Mais attention à ne pas promettre n’importe quoi. Les bracelets Power Balance étaient censés accroître la performance grâce à leur magnétisme. Ils ont été portés par de nombreuses stars comme Shaquille O’Neal (basket) ou Rubens Barrichello (pilote automobile). Mais la marque a été condamnée pour publicité mensongère par le service de la concurrence et de la répression des fraudes en Australie en 2011 et a fait faillite.

Aujourd’hui, plus personne ne porte ce petit bout de caoutchouc. Le magnétisme est un peu passé de mode, si ce n’est chez les joueurs du HC Fribourg-Gottéron qui collaborent depuis longtemps avec le guérisseur fribourgeois Denis Vipret.

La cryothérapie très répandue

La cryothérapie consiste à prendre des bains glacés ou à pénétrer quelques minutes dans des caissons de refroidissement. Le Genève Servette HC a investi dans cet équipement tout comme presque toutes les équipes cyclistes. A Rio, des tentes dédiées ont été montées pour les athlètes. «Pas mal d’études ont été menées et on voit que la cryothérapie a des effets biologiques sur le stress du corps», dit Boris Gojanovic. «Mais le ressenti des athlètes est variable. Nous l’avons testé avec les gymnastes suisses, or certains se sentaient plus reposés après une séance de cryothérapie et d’autres pas. Lors des grandes compétitions multisports comme les Jeux olympiques, je déconseille aux athlètes de l’utiliser s’ils ne l’ont pas déjà fait avant.»

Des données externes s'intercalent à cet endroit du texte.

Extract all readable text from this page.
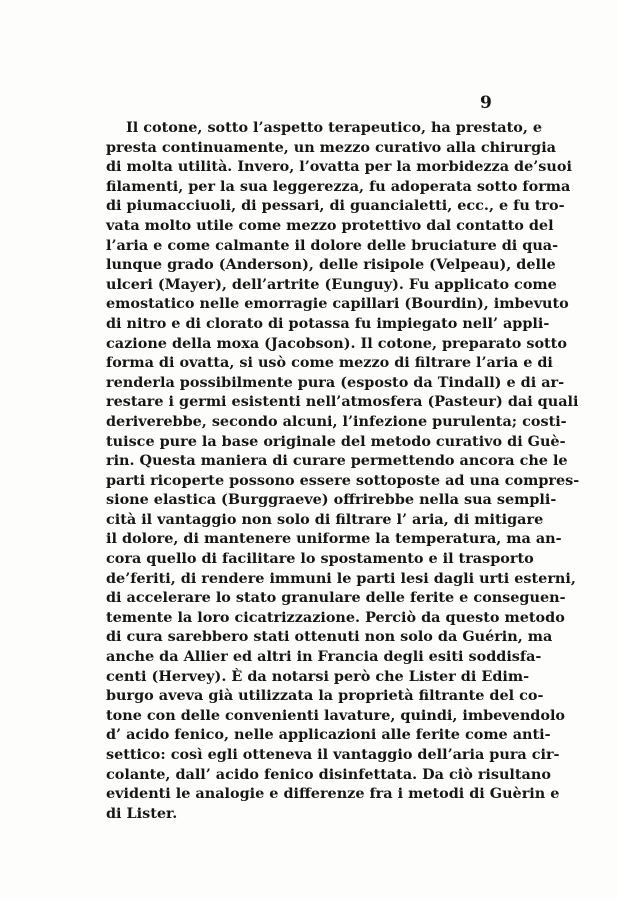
9
Il cotone, sotto l’aspetto terapeutico, ha prestato, e
presta continuamente, un mezzo curativo alla chirurgia
di molta utilità. Invero, l’ovatta per la morbidezza de’suoi
filamenti, per la sua leggerezza, fu adoperata sotto forma
di piumacciuoli, di pessari, di guancialetti, ecc., e fu tro-
vata molto utile come mezzo protettivo dal contatto del
l’aria e come calmante il dolore delle bruciature di qua-
lunque grado (Anderson), delle risipole (Velpeau), delle
ulceri (Mayer), dell’artrite (Eunguy). Fu applicato come
emostatico nelle emorragie capillari (Bourdin), imbevuto
di nitro e di clorato di potassa fu impiegato nell’ appli-
cazione della moxa (Jacobson). Il cotone, preparato sotto
forma di ovatta, si usò come mezzo di filtrare l’aria e di
renderla possibilmente pura (esposto da Tindall) e di ar-
restare i germi esistenti nell’atmosfera (Pasteur) dai quali
deriverebbe, secondo alcuni, l’infezione purulenta; costi-
tuisce pure la base originale del metodo curativo di Guè-
rin. Questa maniera di curare permettendo ancora che le
parti ricoperte possono essere sottoposte ad una compres-
sione elastica (Burggraeve) offrirebbe nella sua sempli-
cità il vantaggio non solo di filtrare l’ aria, di mitigare
il dolore, di mantenere uniforme la temperatura, ma an-
cora quello di facilitare lo spostamento e il trasporto
de’feriti, di rendere immuni le parti lesi dagli urti esterni,
di accelerare lo stato granulare delle ferite e conseguen-
temente la loro cicatrizzazione. Perciò da questo metodo
di cura sarebbero stati ottenuti non solo da Guérin, ma
anche da Allier ed altri in Francia degli esiti soddisfa-
centi (Hervey). È da notarsi però che Lister di Edim-
burgo aveva già utilizzata la proprietà filtrante del co-
tone con delle convenienti lavature, quindi, imbevendolo
d’ acido fenico, nelle applicazioni alle ferite come anti-
settico: così egli otteneva il vantaggio dell’aria pura cir-
colante, dall’ acido fenico disinfettata. Da ciò risultano
evidenti le analogie e differenze fra i metodi di Guèrin e
di Lister.
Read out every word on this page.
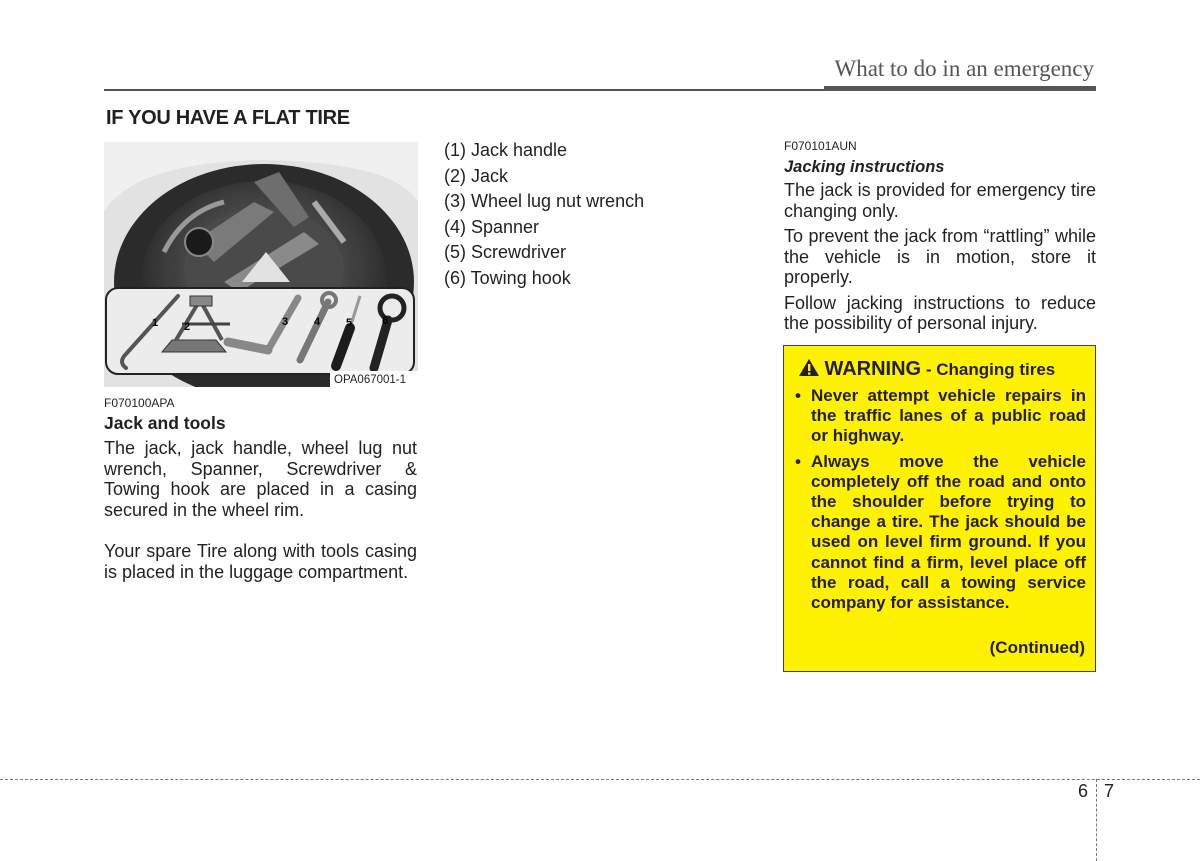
What to do in an emergency
IF YOU HAVE A FLAT TIRE
1 2	3 4 5	6
OPA067001-1
F070100APA
Jack and tools

The jack, jack handle, wheel lug nut wrench, Spanner, Screwdriver & Towing hook are placed in a casing secured in the wheel rim.

Your spare Tire along with tools casing is placed in the luggage compartment.

(1) Jack handle
(2) Jack
(3) Wheel lug nut wrench
(4) Spanner
(5) Screwdriver
(6) Towing hook
F070101AUN
Jacking instructions

The jack is provided for emergency tire changing only.

To prevent the jack from “rattling” while the vehicle is in motion, store it properly.

Follow jacking instructions to reduce the possibility of personal injury.

WARNING - Changing tires
• Never attempt vehicle repairs in the traffic lanes of a public road or highway.
• Always move the vehicle completely off the road and onto the shoulder before trying to change a tire. The jack should be used on level firm ground. If you cannot find a firm, level place off the road, call a towing service company for assistance.
(Continued)
6 7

Au rayon des potions magiques, on trouve aussi tous les compléments alimentaires ou les régimes. Il s’agit là d’un marché qui brasse des millions de dollars et les firmes font beaucoup de promesses alors qu’il est rarement démontré que leurs produits ont un impact sur la performance. Novak Djokovic avait fait de nombreux adeptes lorsqu’il avait annoncé suivre un régime sans gluten. Il arrive aussi que des entraîneurs, de foot par exemple, poussent leurs joueurs à prendre certains suppléments alors que cela serait, au mieux, inutile.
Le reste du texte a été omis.